Though Chih blithely tells Rabbit, the part-time narrator of The Empress of Salt and Fortune, that the abbey she comes from holds countless secrets, Chih doesn’t understand just what that means until they’re entrusted with them. By the story’s end, the pride that drove Chih to become the first to learn those secrets ends up making them shudder. As their companion, Almost Brilliant, puts it, Chih is experiencing duty for the first time.
Though the series moves away from Thriving Fortune, that telling change made me want to stick with Chih, who is a mostly passive MC in The Empress of Salt and Fortune, throughout their future travels.
- The unreal meets the everyday in their life
In Between Jobs, by W.R. Gingell, we see this happen in both senses: the MC’s everyday is interrupted by the unreal, and then the unreal is interrupted by the everyday.
When Pet ends up as an actual pet of two fae and one vampire who understands won’t speak English (not until he perfects it, anyway), she gets towed through the worlds Between and Behind, spots a sword pretending to be an umbrella, learns a little Korean on the fly and witnesses violent and bizzare battles she can’t understand. Being adaptable, she mostly manages to keep up, even if she can’t grasp everything she sees, and it’s interesting and hilarious to see her developing her new skills, often to the astonishment of her “three psychos.”
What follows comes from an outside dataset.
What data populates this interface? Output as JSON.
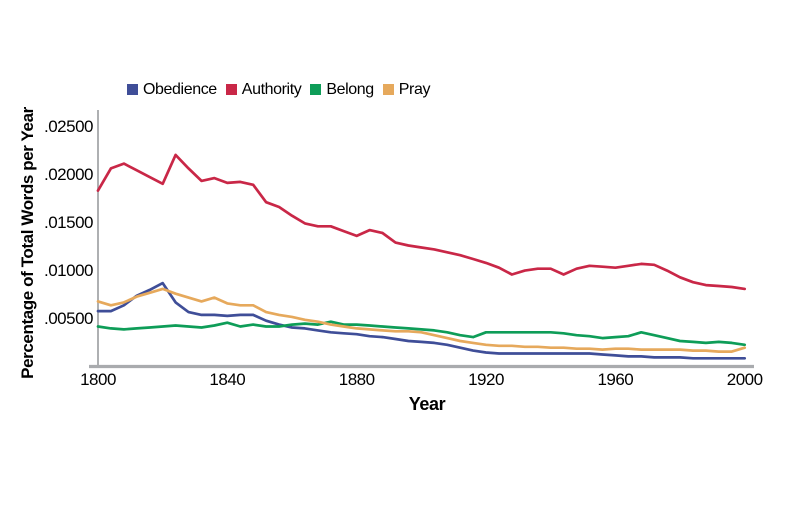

As fantastical (and often awkward) as that is, it’s when a policeman starts poking around that things get really interesting. Pet has to explain or redirect him from what was, until recently, unexplainable. She’s seen it with her own eyes, after all. Seeing those two (technically three) worlds constantly clashing, and watching Pet navigate it, makes for one endearing narrator and a very interesting start to The City Between series.
(Of course, you could also go the other way and have the MC blunder through the unreal. Dent Arthur Dent comes to mind.)